Local consumers are increasingly taking to the web to make a deal, yet paying for products is still a major headache.
While services like US-based PayPal and China’s AliPay are making it easy for seamless e-commerce around the world, Myanmar is still a cash-based society, with few of the solutions that has helped drive online shopping in the rest of the world.
The Myanmar Payments Union, an enterprise owned by the domestic banks, is planning to launch a service allowing for online payments. It is already working with Cooperative, Myawaddy and United Amara, and is actively attempting to recruit more banks to take part in the service, said MPU chief executive U Zaw Lin Htut.
Currently most local e-commerce requires some form of cash payment. Some shops request pre-payment, meaning customers find a product they like on a website store but must pay a company representative cash before the order is filled. Since many shops import from overseas, this can add to the delay.
Other shops request payment after the good is delivered, but this leaves the shop owner at risk if the customer chooses not to pay.
MPU has been issuing essentially pre-paid credit cards since September 2012, with about 850,000 in use in the country.
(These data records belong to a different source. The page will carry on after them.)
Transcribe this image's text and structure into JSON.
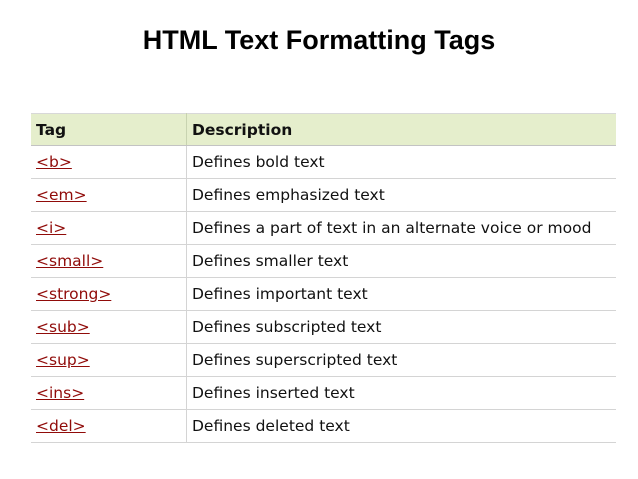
{
  "title": "HTML Text Formatting Tags",
  "table": {
    "headers": {
      "tag": "Tag",
      "description": "Description"
    },
    "rows": [
      {
        "tag": "<b>",
        "description": "Defines bold text"
      },
      {
        "tag": "<em>",
        "description": "Defines emphasized text"
      },
      {
        "tag": "<i>",
        "description": "Defines a part of text in an alternate voice or mood"
      },
      {
        "tag": "<small>",
        "description": "Defines smaller text"
      },
      {
        "tag": "<strong>",
        "description": "Defines important text"
      },
      {
        "tag": "<sub>",
        "description": "Defines subscripted text"
      },
      {
        "tag": "<sup>",
        "description": "Defines superscripted text"
      },
      {
        "tag": "<ins>",
        "description": "Defines inserted text"
      },
      {
        "tag": "<del>",
        "description": "Defines deleted text"
      }
    ]
  },
  "colors": {
    "header_bg": "#e5eecc",
    "link": "#900b09",
    "border": "#d4d4d4"
  }
}
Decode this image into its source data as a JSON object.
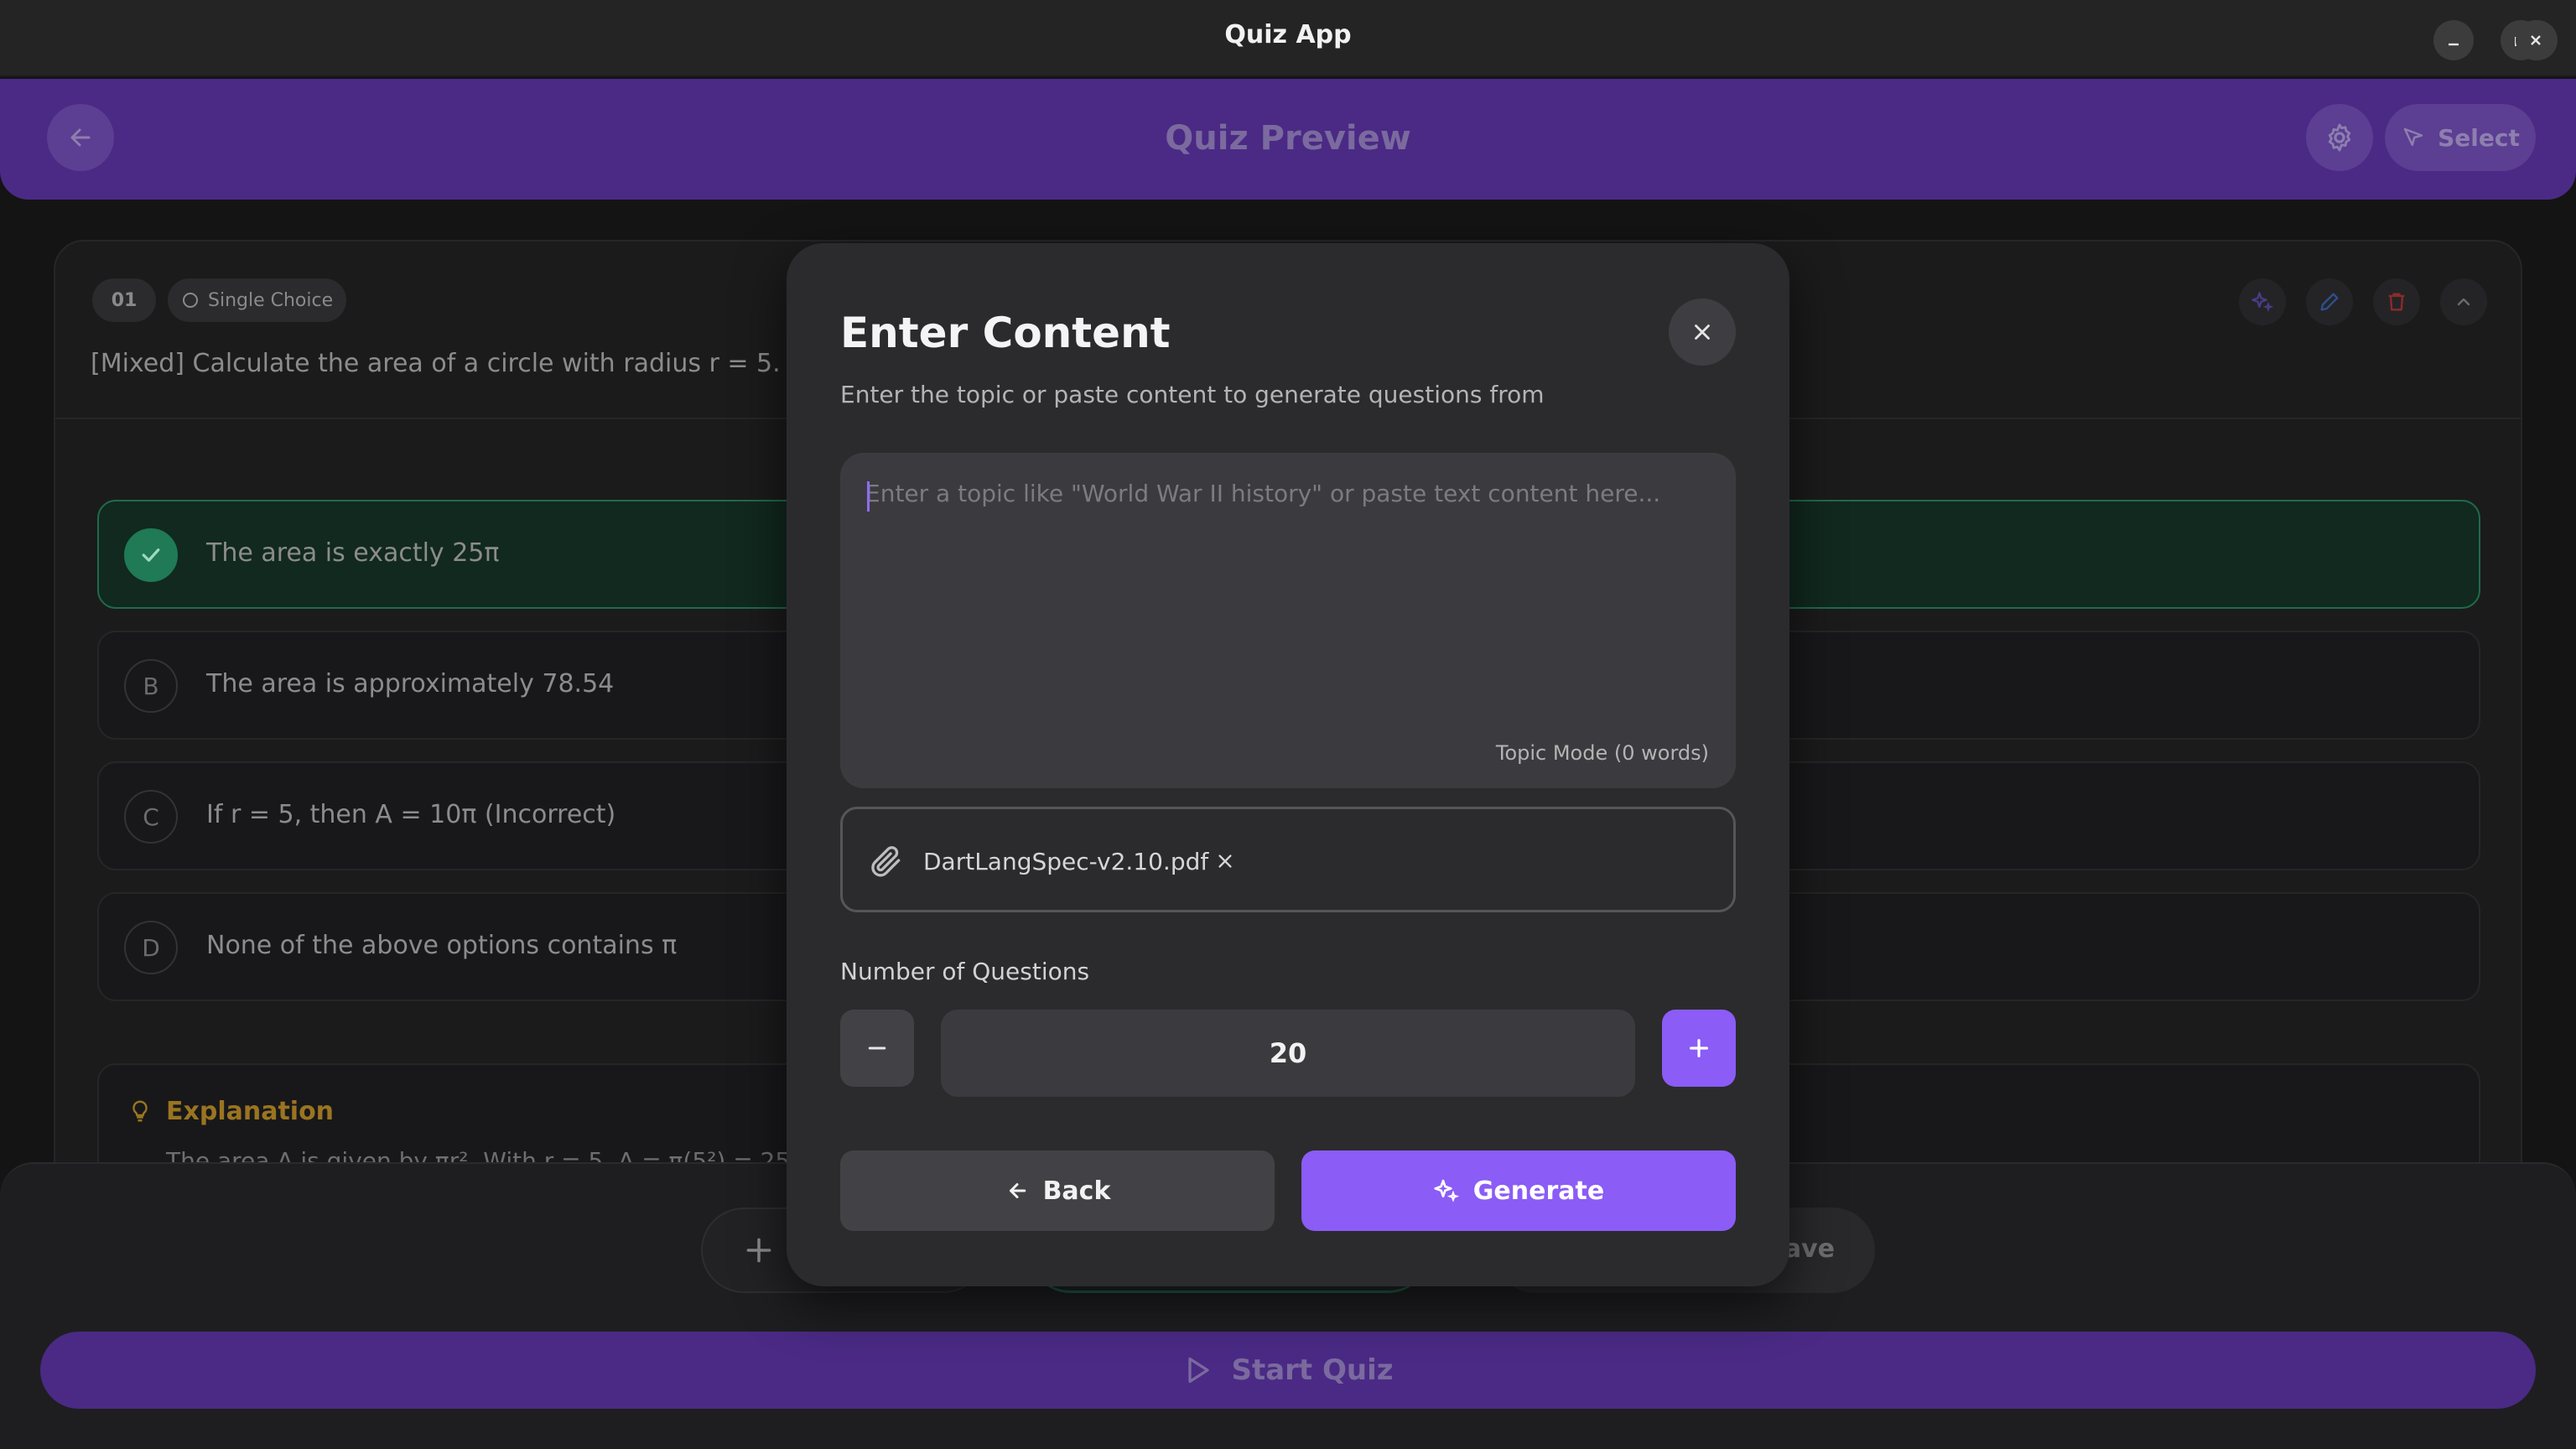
{
  "window": {
    "title": "Quiz App",
    "controls": [
      "minimize-icon",
      "restore-icon",
      "close-icon"
    ]
  },
  "header": {
    "title": "Quiz Preview",
    "back_icon": "arrow-left-icon",
    "settings_icon": "gear-icon",
    "select_label": "Select",
    "select_icon": "cursor-pointer-icon"
  },
  "question": {
    "number": "01",
    "type_label": "Single Choice",
    "text": "[Mixed] Calculate the area of a circle with radius r = 5. Use",
    "actions": [
      "sparkles-icon",
      "pencil-icon",
      "trash-icon",
      "chevron-up-icon"
    ],
    "options": [
      {
        "letter": "A",
        "text": "The area is exactly 25π",
        "correct": true
      },
      {
        "letter": "B",
        "text": "The area is approximately 78.54",
        "correct": false
      },
      {
        "letter": "C",
        "text": "If r = 5, then A = 10π (Incorrect)",
        "correct": false
      },
      {
        "letter": "D",
        "text": "None of the above options contains π",
        "correct": false
      }
    ],
    "explanation_title": "Explanation",
    "explanation_text": "The area A is given by πr². With r = 5, A = π(5²) = 25π"
  },
  "bottom_bar": {
    "save_label": "Save",
    "start_label": "Start Quiz"
  },
  "modal": {
    "title": "Enter Content",
    "subtitle": "Enter the topic or paste content to generate questions from",
    "input_placeholder": "Enter a topic like \"World War II history\" or paste text content here...",
    "input_value": "",
    "mode_label": "Topic Mode (0 words)",
    "file_name": "DartLangSpec-v2.10.pdf",
    "num_questions_label": "Number of Questions",
    "num_questions_value": "20",
    "back_label": "Back",
    "generate_label": "Generate"
  },
  "colors": {
    "accent": "#8b5cf6",
    "header_bg": "#4a2a85",
    "correct": "#1f7a55",
    "explanation": "#9a7420",
    "delete": "#8b2b2b"
  }
}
While the number of users is growing, U Zaw Lin Htut said it is still not enough for the country’s population.
“We need to widen our base, but still be thinking about the number of customers who use the banking system,” he said.
After MPU’s e-commerce service kicks off, its cardholders will be able to use their card number online to complete the purchase. This will remove the cost and risk from collecting payments – though
retailers said they still have to see the service before signing up.
“I don’t want to use e-commerce until it has attracted enough customers, because I worry about its inconvenience,” said Daw Thwe Khaing Zin, owner of Target for Chance online shopping.
Still, she acknowledged payment is a problem. Her shop no longer accepts pre-payment, as delays with distribution meant she was forced to break her promises too often.
Daw Thwe Khain Zin also said it is important that fees to use the e-commerce service are kept low, or shop-owners will be reluctant to sign up.
Rules governing e-commerce are still in the works, and the Central Bank of Myanmar may have to relax some restrictions before allowing the service.
Cooperative Bank managing director U Pe Myint said e-commerce is a frequent topic of conversation, with the bank planning to hold a workshop on the issue later this month. “Some customers using online shopping will use these services,” he said.
U Pe Myint added that transfers outside the country are currently not allowed, meaning international e-commerce payments may take some time to develop.
But with MPU, services could launch closer to home soon.